Artiste, programmeur, « historien du présent », « théoricien des nouveaux médias », visionnaire des écrans, Lev Manovich est, avec Matthew Fuller, à l’origine des « software studies », groupe de recherche qui étudie les rapports des nouvelles technologies avec l’art et la culture. Prenant de la distance avec un certain nombre de discours technologiques dominants et parfois assourdissants provenant de l’industrie informatique, Manovich confronte les formes numériques de notre quotidien à une perspective culturelle plus large, particulièrement informée par l’histoire de l’art et les sciences humaines.
Ainsi, pour Manovich, l’écran d’ordinateur se voit comparé avec la fenêtre de la perspective renaissante, la réalité augmentée avec l’expérience des églises baroques, la « visualisation de données » opposée à l’idéal de « sublime » chez les artistes romantiques, ou encore la pratique du remix et du sampling affiliée aux expériences des collages Dada et du montage dans le cinéma russe.

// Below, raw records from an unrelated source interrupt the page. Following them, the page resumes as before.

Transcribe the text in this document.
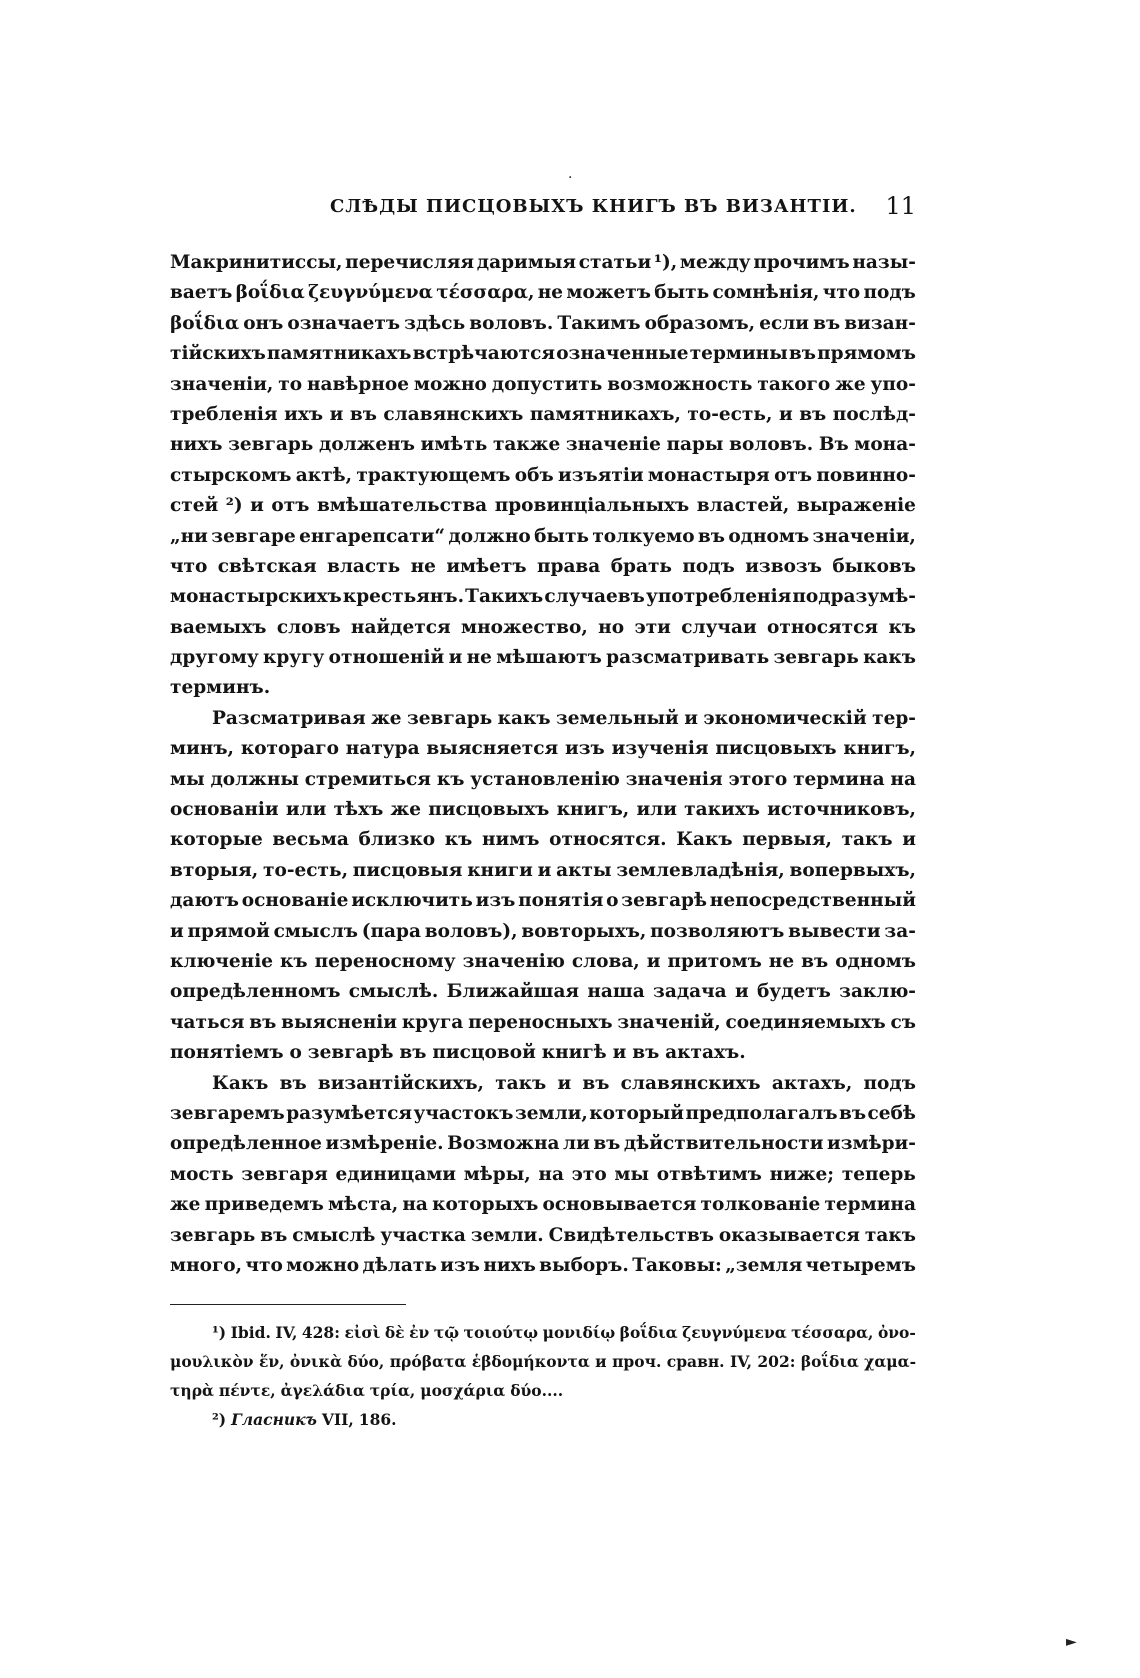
СЛѢДЫ ПИСЦОВЫХЪ КНИГЪ ВЪ ВИЗАНТІИ. 11
Макринитиссы, перечисляя даримыя статьи ¹), между прочимъ назы-
ваетъ βοΐδια ζευγνύμενα τέσσαρα, не можетъ быть сомнѣнія, что подъ
βοΐδια онъ означаетъ здѣсь воловъ. Такимъ образомъ, если въ визан-
тійскихъ памятникахъ встрѣчаются означенные термины въ прямомъ
значеніи, то навѣрное можно допустить возможность такого же упо-
требленія ихъ и въ славянскихъ памятникахъ, то-есть, и въ послѣд-
нихъ зевгарь долженъ имѣть также значеніе пары воловъ. Въ мона-
стырскомъ актѣ, трактующемъ объ изъятіи монастыря отъ повинно-
стей ²) и отъ вмѣшательства провинціальныхъ властей, выраженіе
„ни зевгаре енгарепсати“ должно быть толкуемо въ одномъ значеніи,
что свѣтская власть не имѣетъ права брать подъ извозъ быковъ
монастырскихъ крестьянъ. Такихъ случаевъ употребленія подразумѣ-
ваемыхъ словъ найдется множество, но эти случаи относятся къ
другому кругу отношеній и не мѣшаютъ разсматривать зевгарь какъ
терминъ.
Разсматривая же зевгарь какъ земельный и экономическій тер-
минъ, котораго натура выясняется изъ изученія писцовыхъ книгъ,
мы должны стремиться къ установленію значенія этого термина на
основаніи или тѣхъ же писцовыхъ книгъ, или такихъ источниковъ,
которые весьма близко къ нимъ относятся. Какъ первыя, такъ и
вторыя, то-есть, писцовыя книги и акты землевладѣнія, вопервыхъ,
даютъ основаніе исключить изъ понятія о зевгарѣ непосредственный
и прямой смыслъ (пара воловъ), вовторыхъ, позволяютъ вывести за-
ключеніе къ переносному значенію слова, и притомъ не въ одномъ
опредѣленномъ смыслѣ. Ближайшая наша задача и будетъ заклю-
чаться въ выясненіи круга переносныхъ значеній, соединяемыхъ съ
понятіемъ о зевгарѣ въ писцовой книгѣ и въ актахъ.
Какъ въ византійскихъ, такъ и въ славянскихъ актахъ, подъ
зевгаремъ разумѣется участокъ земли, который предполагалъ въ себѣ
опредѣленное измѣреніе. Возможна ли въ дѣйствительности измѣри-
мость зевгаря единицами мѣры, на это мы отвѣтимъ ниже; теперь
же приведемъ мѣста, на которыхъ основывается толкованіе термина
зевгарь въ смыслѣ участка земли. Свидѣтельствъ оказывается такъ
много, что можно дѣлать изъ нихъ выборъ. Таковы: „земля четыремъ
¹) Ibid. IV, 428: εἰσὶ δὲ ἐν τῷ τοιούτῳ μονιδίῳ βοΐδια ζευγνύμενα τέσσαρα, ὀνο-
μουλικὸν ἕν, ὀνικὰ δύο, πρόβατα ἑβδομήκοντα и проч. сравн. IV, 202: βοΐδια χαμα-
τηρὰ πέντε, ἀγελάδια τρία, μοσχάρια δύο....
²) Гласникъ VII, 186.
·
►
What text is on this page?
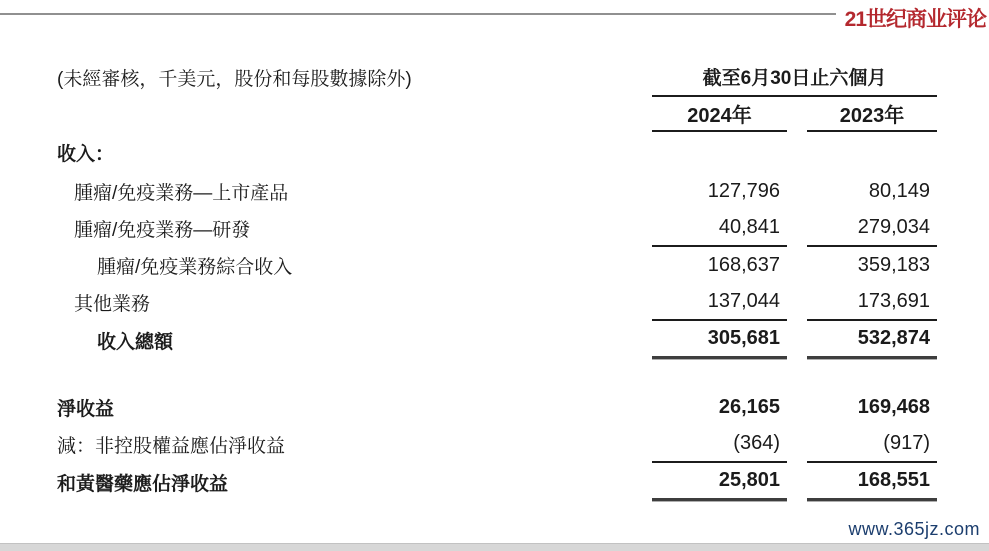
21世纪商业评论
(未經審核，千美元，股份和每股數據除外)	截至6月30日止六個月
2024年	2023年
收入：
腫瘤/免疫業務—上市產品	127,796	80,149
腫瘤/免疫業務—研發	40,841	279,034
腫瘤/免疫業務綜合收入	168,637	359,183
其他業務	137,044	173,691
收入總額	305,681	532,874
淨收益	26,165	169,468
減：非控股權益應佔淨收益	(364)	(917)
和黃醫藥應佔淨收益	25,801	168,551
www.365jz.com
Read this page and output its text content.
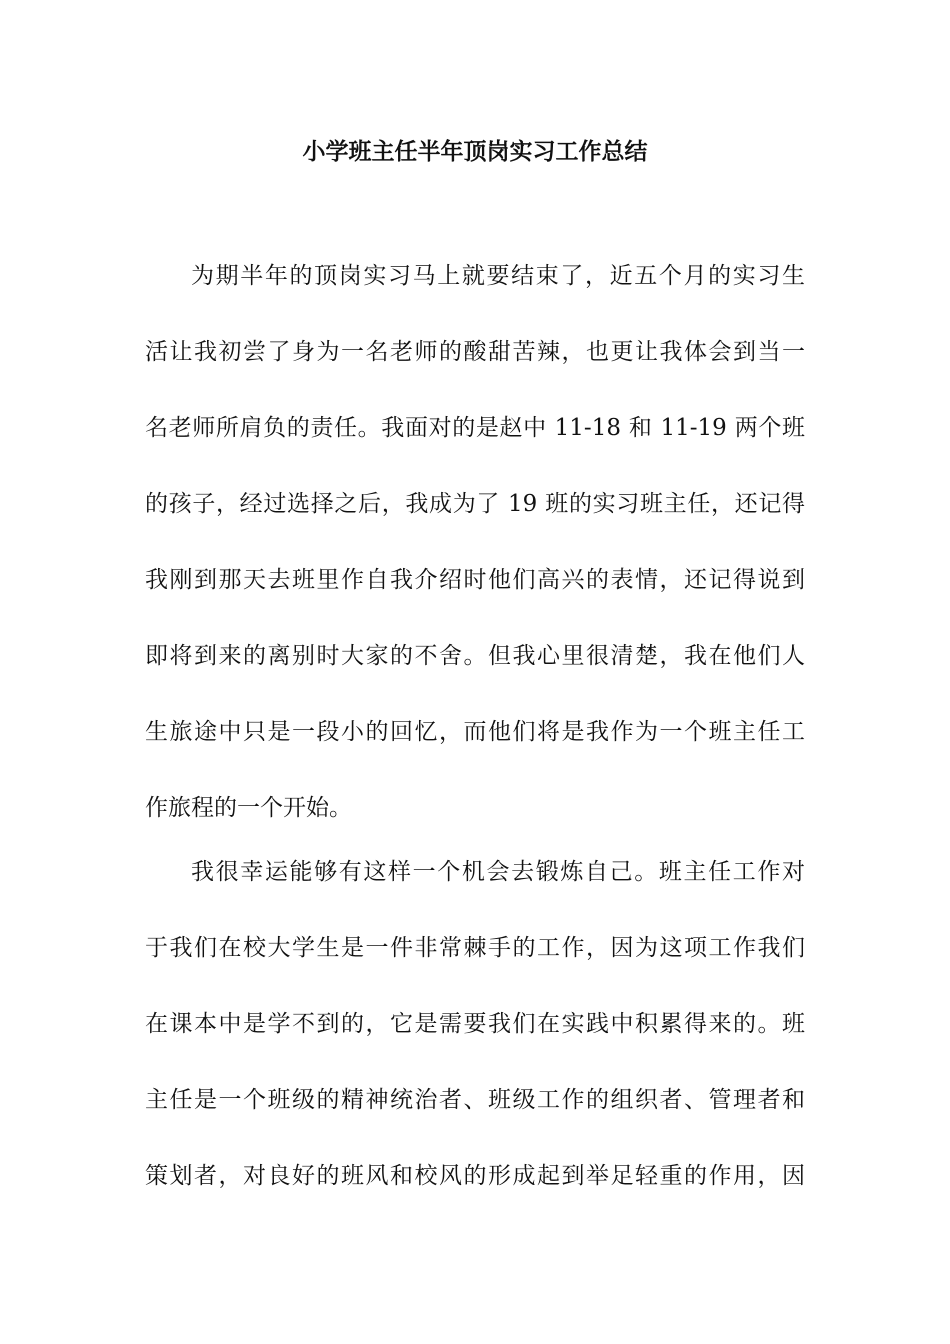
小学班主任半年顶岗实习工作总结
为期半年的顶岗实习马上就要结束了，近五个月的实习生
活让我初尝了身为一名老师的酸甜苦辣，也更让我体会到当一
名老师所肩负的责任。我面对的是赵中 11-18 和 11-19 两个班
的孩子，经过选择之后，我成为了 19 班的实习班主任，还记得
我刚到那天去班里作自我介绍时他们高兴的表情，还记得说到
即将到来的离别时大家的不舍。但我心里很清楚，我在他们人
生旅途中只是一段小的回忆，而他们将是我作为一个班主任工
作旅程的一个开始。
我很幸运能够有这样一个机会去锻炼自己。班主任工作对
于我们在校大学生是一件非常棘手的工作，因为这项工作我们
在课本中是学不到的，它是需要我们在实践中积累得来的。班
主任是一个班级的精神统治者、班级工作的组织者、管理者和
策划者，对良好的班风和校风的形成起到举足轻重的作用，因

Des constructivistes russes aux computers
Formé conjointement aux arts plastiques, à l’architecture et à l’ingénierie informatique (double culture qu’il partage avec l’artiste « numérique » John Maeda) dans l’URSS des années 1970, Lev Manovich émigre ensuite aux États-Unis avant la chute du mur de Berlin. Il y publie en 1993 un recueil de textes russes sur la culture visuelle, puis une thèse en études culturelles et visuelles portant sur les relations entre l’informatique et le mouvement artistique du constructivisme russe (« The Engineering of Vision from Constructivism to Computers »).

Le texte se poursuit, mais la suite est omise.